Suatu penelitian ingin mengetahui beberapa faktor yang mempengaruhi terjadinya penyakit thypoid pada anak-anak. Beberapa faktor yang diduga sebagai faktor risiko terjadinya penyakit thypoid adalah kebiasaan jajan di sekolah dan kebiasaan cuci tangan sebelum makan.
Jelaskan bagaimana penelitian tersebut akan dilakukan dengan desain penelitian yang berbeda:
- Case Cantrol
- Cohor
- Cross sectional
1. Case Control
Merupakan studi analitik yang menganalisis hubungan kausal dengan menggunakan logika terbalik, yaitu menentukan penyakit (outcame) terlebih dahulu kemudian mengidentifikasi penyebab (faktor resiko).

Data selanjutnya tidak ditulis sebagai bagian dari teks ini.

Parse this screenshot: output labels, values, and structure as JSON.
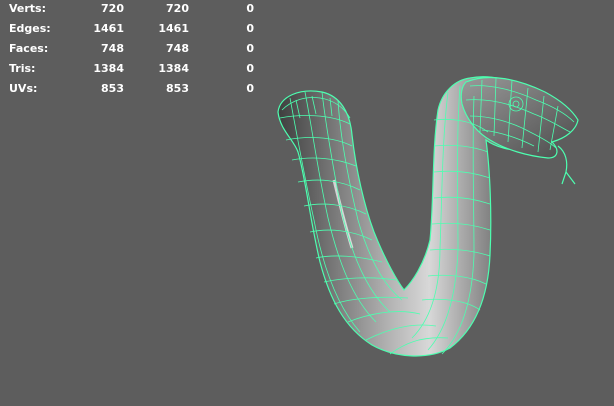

Dari kasus di atas dapat dilakukan penelitian dengan cara memilih responden:
- Anak-anak yang terkena penyakit thypoid
- Anak-anak yang tidak terkena penyakit thypoid
Kedua kategori tersebut ditanyai apakah mereka sebelumnya memeliki kebiasaan jajan di sekolah dan mencuci tangan. Dari kedua kategori responden ini akan diketahui hubungan antara kebiasaan jajan di sekolah dan kebiasaan cuci tangan sebelum makan dengan kejadian penyakit thypoid.

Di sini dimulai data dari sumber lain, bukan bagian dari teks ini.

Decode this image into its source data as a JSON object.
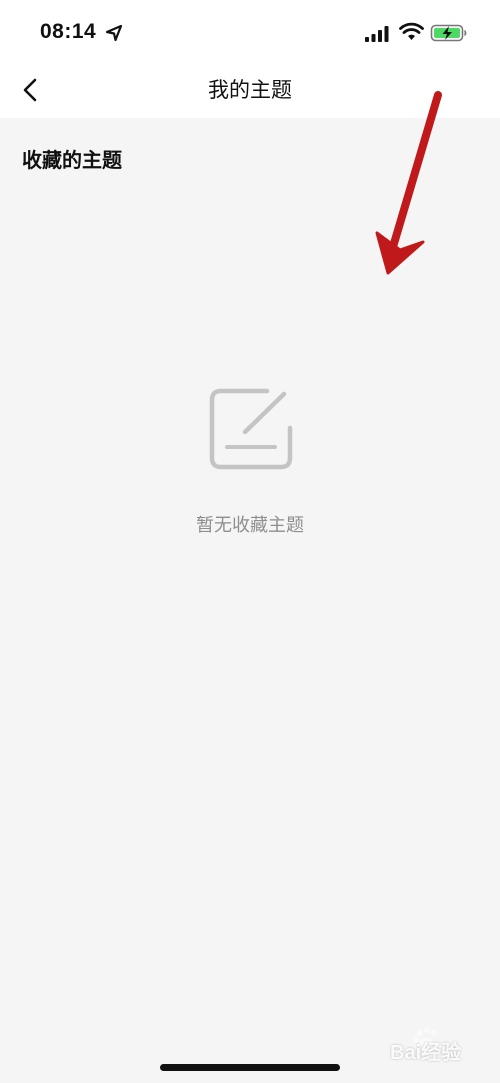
{
  "status_bar": {
    "time": "08:14",
    "location_icon": "location-arrow-icon",
    "signal_icon": "cellular-signal-icon",
    "wifi_icon": "wifi-icon",
    "battery_icon": "battery-charging-icon"
  },
  "nav": {
    "back_icon": "chevron-left-icon",
    "title": "我的主题"
  },
  "section": {
    "title": "收藏的主题"
  },
  "empty_state": {
    "icon": "edit-note-icon",
    "text": "暂无收藏主题"
  },
  "watermark": {
    "text": "Bai经验"
  },
  "colors": {
    "background": "#f5f5f5",
    "header_background": "#ffffff",
    "text_primary": "#111111",
    "text_secondary": "#8e8e8e",
    "battery_green": "#4cd964",
    "annotation_red": "#c0191b"
  }
}
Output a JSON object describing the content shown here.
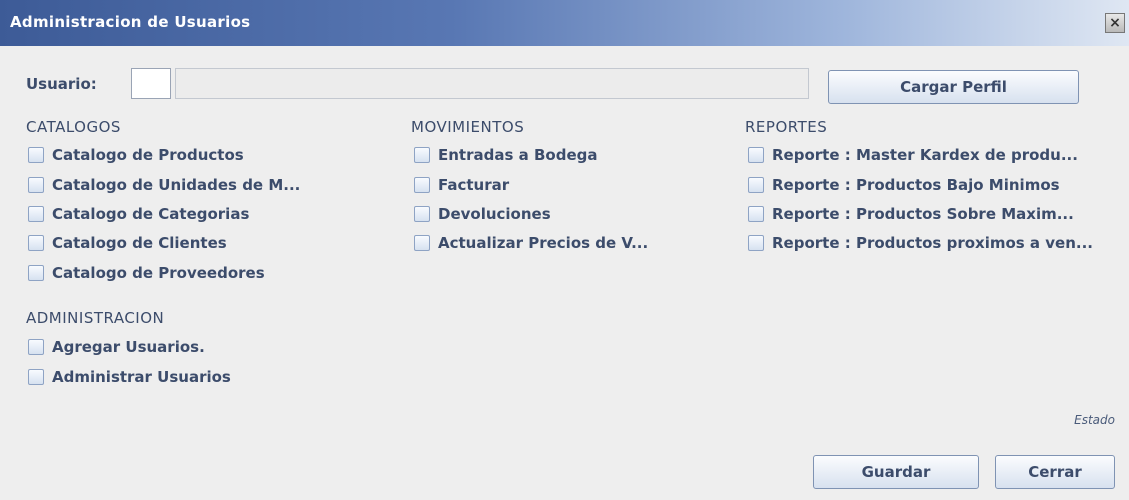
{
  "window": {
    "title": "Administracion de Usuarios",
    "close_glyph": "×"
  },
  "user": {
    "label": "Usuario:",
    "value": "",
    "load_profile_label": "Cargar Perfil"
  },
  "sections": {
    "catalogos": {
      "title": "CATALOGOS",
      "items": [
        {
          "label": "Catalogo de Productos",
          "checked": false
        },
        {
          "label": "Catalogo de Unidades de M...",
          "checked": false
        },
        {
          "label": "Catalogo de Categorias",
          "checked": false
        },
        {
          "label": "Catalogo de Clientes",
          "checked": false
        },
        {
          "label": "Catalogo de Proveedores",
          "checked": false
        }
      ]
    },
    "movimientos": {
      "title": "MOVIMIENTOS",
      "items": [
        {
          "label": "Entradas a Bodega",
          "checked": false
        },
        {
          "label": "Facturar",
          "checked": false
        },
        {
          "label": "Devoluciones",
          "checked": false
        },
        {
          "label": "Actualizar Precios de V...",
          "checked": false
        }
      ]
    },
    "reportes": {
      "title": "REPORTES",
      "items": [
        {
          "label": "Reporte : Master Kardex de produ...",
          "checked": false
        },
        {
          "label": "Reporte : Productos Bajo Minimos",
          "checked": false
        },
        {
          "label": "Reporte : Productos Sobre Maxim...",
          "checked": false
        },
        {
          "label": "Reporte : Productos proximos a ven...",
          "checked": false
        }
      ]
    },
    "administracion": {
      "title": "ADMINISTRACION",
      "items": [
        {
          "label": "Agregar Usuarios.",
          "checked": false
        },
        {
          "label": "Administrar Usuarios",
          "checked": false
        }
      ]
    }
  },
  "status_text": "Estado",
  "buttons": {
    "save_label": "Guardar",
    "close_label": "Cerrar"
  },
  "colors": {
    "titlebar_start": "#3d5b97",
    "background": "#eeeeee",
    "text": "#3c4c6b"
  }
}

Bila anak yang terkena penyakit thypoid memiliki kebiasaan jajan dan tidak cuci tangan sebelum makan, serta yang tidak terkena thypoid tidak memiliki kebiasaan tersebut maka dapat diambil simpulan bahwa kebiasaan-kebiasaan tersebut erat kaitannya dengan kejadian thypoid.
2. Cohor
Merupakan studi observasional yang mempelajari hubungan antara paparan dan penyakit dengan memilih dua atau lebih kelompok studi berdasarkan status paparan kemudian diikuti (difollow up) hingga periode tertentu sehingga dapat diidentifikasi dan dihitung besarnya kejadian penyakit.
Dari kasus di atas dapat dilakukan penelitian dengan mengelompokkan responden:
- Anak-anak yang suka jajan di sekolah dan tidak suka mencuci tangan sebelum makan
- Anak-anak yang tidak suka jajan di sekolah dan tidak suka mencuci tangan sebelum makan
- Anak-anak yang suka jajan di sekolah dan suka mencuci tangan sebelum makan
- Anak-anak yang tidak suka jajan di sekolah dan suka mencuci tangan sebelum makan
Keempat kelompok responden tersebut kemudian diamati beberapa waktu. Hal yang perlu diperhatikan adalah keempat responden tersebut saat awal pengamatan harus bebas dari penyakit thypoid. Dari pengamatan tersebut akan diketahui kelompok responden mana yang lebih beresiko terkena penyakit thypoid.
3. Cross Sectional
Merupakan studi epidemiologi yang mempelajari prevalensi, distribusi maupun hubungan penyakit dan paparan dengan mengamati status paparan, penyakit atau outcome lain secara serentak pada individu-induvidu dari suatu populasi pada suatu waktu.
Dari kasus di atas dapat dilakukan penelitian dengan cross sectional dengan melakukan pengamatan terhadap anak-anak langsung. Dalam waktu bersamaan diteliti (ditanyai) apakah mereka menderita penyakit thypoid dan kebiasaan mereka jajan di sekolah dan mencuci tangan sebelum makan.